Ce détail donne l'alerte : le tableau d'ensemble qui s'est élaboré avec rapidité relève d'un agencement. Il ne tient que par un jeu complexe, extrêmement ressenti et généreux, de tensions et de forces qui se répondent entre les interprètes qui y prennent part. Sans quoi, pris.e individuellement, chacun.e se retrouve souvent au bord extrême d'un déséquilibre, ou d'une segmentation, qui ne pourrait tenir sans être retenue, assurée, sous-tendue, supportée, contre-balancée, au sein de l'éphémère structure d'ensemble.

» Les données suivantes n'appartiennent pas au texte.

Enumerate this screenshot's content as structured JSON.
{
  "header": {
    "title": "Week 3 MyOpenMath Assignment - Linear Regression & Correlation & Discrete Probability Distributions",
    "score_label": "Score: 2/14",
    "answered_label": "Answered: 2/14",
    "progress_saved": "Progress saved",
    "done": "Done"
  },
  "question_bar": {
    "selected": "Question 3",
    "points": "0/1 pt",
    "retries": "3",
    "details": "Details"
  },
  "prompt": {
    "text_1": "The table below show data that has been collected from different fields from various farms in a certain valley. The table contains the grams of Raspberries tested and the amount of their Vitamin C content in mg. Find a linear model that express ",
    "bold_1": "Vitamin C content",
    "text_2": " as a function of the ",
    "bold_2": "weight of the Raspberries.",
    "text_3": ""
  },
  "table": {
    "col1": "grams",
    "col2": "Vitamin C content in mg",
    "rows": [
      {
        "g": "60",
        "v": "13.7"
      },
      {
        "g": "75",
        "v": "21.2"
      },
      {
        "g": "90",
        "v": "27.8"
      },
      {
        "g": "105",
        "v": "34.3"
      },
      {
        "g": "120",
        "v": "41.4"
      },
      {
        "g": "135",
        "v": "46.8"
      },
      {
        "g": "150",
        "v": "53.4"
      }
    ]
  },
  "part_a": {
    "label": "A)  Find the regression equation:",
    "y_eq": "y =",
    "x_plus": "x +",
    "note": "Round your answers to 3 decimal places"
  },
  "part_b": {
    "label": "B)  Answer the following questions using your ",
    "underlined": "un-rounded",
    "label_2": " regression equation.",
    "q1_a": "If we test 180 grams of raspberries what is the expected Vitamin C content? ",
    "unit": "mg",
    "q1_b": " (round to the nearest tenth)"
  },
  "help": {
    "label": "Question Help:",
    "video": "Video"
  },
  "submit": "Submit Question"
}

Pour autant, il ne s'agit pas de prouesse circassienne ; juste d'une intelligence collective articulée, très généralement répandue dans les situations de danse de groupe, à ceci près qu'elle est ici donnée à apprécier dans la suspension, la traversée fugace d'un état d'immobilité. On l'envisage alors de manière singulière. Depuis cette base, l'esprit déborde : puisqu'on se trouve dans un musée de sculpture – et bien qu'il ne s'agisse absolument d'en reproduire en "live" une sélection d'œuvres figées – la curiosité s'éveille toutefois, à soupçonner que la matière ouvragée, même d'apparence massive et pondérale, relève toujours encore d'une saisie complexe de forces vivantes, en action et en tension.

On aime que la danse suggère de capter différemment les lois diverses d'un rapport au monde, souvent non perçu, négligé, peu pensé. Orbes s'acquitte fort bien de ce projet d'émancipation perceptive. Finalement, on ne s'y ennuie pas du tout.